Tiny Announces Filing of Prospectus Supplement

In This Article:

Final Short Form Prospectus and Prospectus Supplement are Accessible on SEDAR+

Victoria, British Columbia--(Newsfile Corp. - April 2, 2025) - Tiny Ltd. (TSXV: TINY) ("Tiny" or the "Company"), a Canadian technology holding company that acquires wonderful businesses for the long term, announces that, further to its news release of March 31, 2025, it has filed a prospectus supplement dated April 2, 2025 (the "Prospectus Supplement") to its final short form base shelf prospectus dated September 29, 2023 (as supplemented by the Prospectus Supplement, the "Prospectus") with the securities commissions in each of the provinces of Canada pursuant to its public offering of 17,400,000 subscription receipts (the "Subscription Receipts") at a price of $1.15 per Subscription Receipt for aggregate gross proceeds of $20,010,000, plus an over-allotment option of 15% (the "Offering"). Canaccord Genuity Corp. and Roth Canada, Inc. are acting as co-lead underwriters for the Offering. The Offering is expected to close on or about April 9, 2025.
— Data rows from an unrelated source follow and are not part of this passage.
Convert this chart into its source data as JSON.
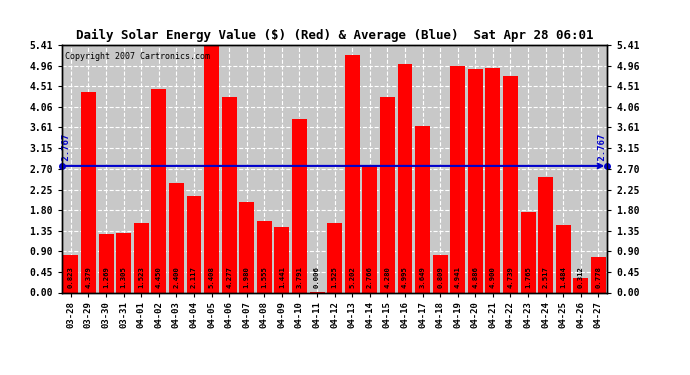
{
  "title": "Daily Solar Energy Value ($) (Red) & Average (Blue)  Sat Apr 28 06:01",
  "copyright": "Copyright 2007 Cartronics.com",
  "average": 2.767,
  "ylim": [
    0.0,
    5.41
  ],
  "yticks": [
    0.0,
    0.45,
    0.9,
    1.35,
    1.8,
    2.25,
    2.7,
    3.15,
    3.61,
    4.06,
    4.51,
    4.96,
    5.41
  ],
  "bar_color": "#FF0000",
  "avg_color": "#0000CC",
  "background_color": "#FFFFFF",
  "plot_bg_color": "#C8C8C8",
  "grid_color": "#FFFFFF",
  "categories": [
    "03-28",
    "03-29",
    "03-30",
    "03-31",
    "04-01",
    "04-02",
    "04-03",
    "04-04",
    "04-05",
    "04-06",
    "04-07",
    "04-08",
    "04-09",
    "04-10",
    "04-11",
    "04-12",
    "04-13",
    "04-14",
    "04-15",
    "04-16",
    "04-17",
    "04-18",
    "04-19",
    "04-20",
    "04-21",
    "04-22",
    "04-23",
    "04-24",
    "04-25",
    "04-26",
    "04-27"
  ],
  "values": [
    0.823,
    4.379,
    1.269,
    1.305,
    1.523,
    4.45,
    2.4,
    2.117,
    5.408,
    4.277,
    1.98,
    1.555,
    1.441,
    3.791,
    0.006,
    1.525,
    5.202,
    2.766,
    4.28,
    4.995,
    3.649,
    0.809,
    4.941,
    4.886,
    4.9,
    4.739,
    1.765,
    2.517,
    1.484,
    0.312,
    0.778
  ]
}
Prospectus is Accessible through SEDAR+

Access to the Prospectus and any amendment thereto is provided, and delivery thereof will be satisfied, in accordance with the "access equals delivery" provisions of applicable securities legislation. The Prospectus is accessible on the Company's profile at SEDAR+ at www.sedarplus.ca. An electronic or paper copy of the Prospectus and any amendment to the documents may be obtained, without charge, from Canaccord Genuity Corp. at 40 Temperance Street, Suite 2100, Toronto ON, M5H 0B4, by telephone at (416) 869-9280 or by email at ecm@cgf.com, by providing the contact with an email address or address, as applicable. Prospective investors should read the Final Prospectus in its entirety before making an investment decision.
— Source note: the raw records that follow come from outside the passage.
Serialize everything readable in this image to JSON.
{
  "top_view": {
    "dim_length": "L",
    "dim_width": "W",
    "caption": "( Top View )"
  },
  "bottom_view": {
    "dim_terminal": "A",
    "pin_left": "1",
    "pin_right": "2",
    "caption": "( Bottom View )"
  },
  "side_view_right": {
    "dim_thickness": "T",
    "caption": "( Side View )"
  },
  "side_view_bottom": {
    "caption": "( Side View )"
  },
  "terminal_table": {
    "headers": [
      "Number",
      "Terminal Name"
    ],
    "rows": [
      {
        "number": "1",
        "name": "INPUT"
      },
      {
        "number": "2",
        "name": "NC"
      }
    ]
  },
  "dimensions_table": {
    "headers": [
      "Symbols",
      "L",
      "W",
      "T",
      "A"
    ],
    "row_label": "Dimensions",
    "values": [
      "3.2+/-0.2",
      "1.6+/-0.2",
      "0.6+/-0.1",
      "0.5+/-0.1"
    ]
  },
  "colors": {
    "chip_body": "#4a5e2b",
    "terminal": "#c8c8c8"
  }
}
The Subscription Receipts and the underlying warrants and common shares (including such common shares underlying the warrants) have not been, nor will they be, registered under the United States Securities Act of 1933, as amended, (the "1933 Act") and may not be offered, sold or delivered, directly or indirectly, in the United States, or to, or for the account or benefit of, "U.S. persons" (as defined in Regulation S under the 1933 Act), except pursuant to an exemption from the registration requirements of the 1933 Act. This press release does not constitute an offer to sell or a solicitation of an offer to buy any Subscription Receipts or the underlying warrants and common shares (including such common shares underlying the warrants) in the United States or to, or for the account or benefit of, U.S. persons.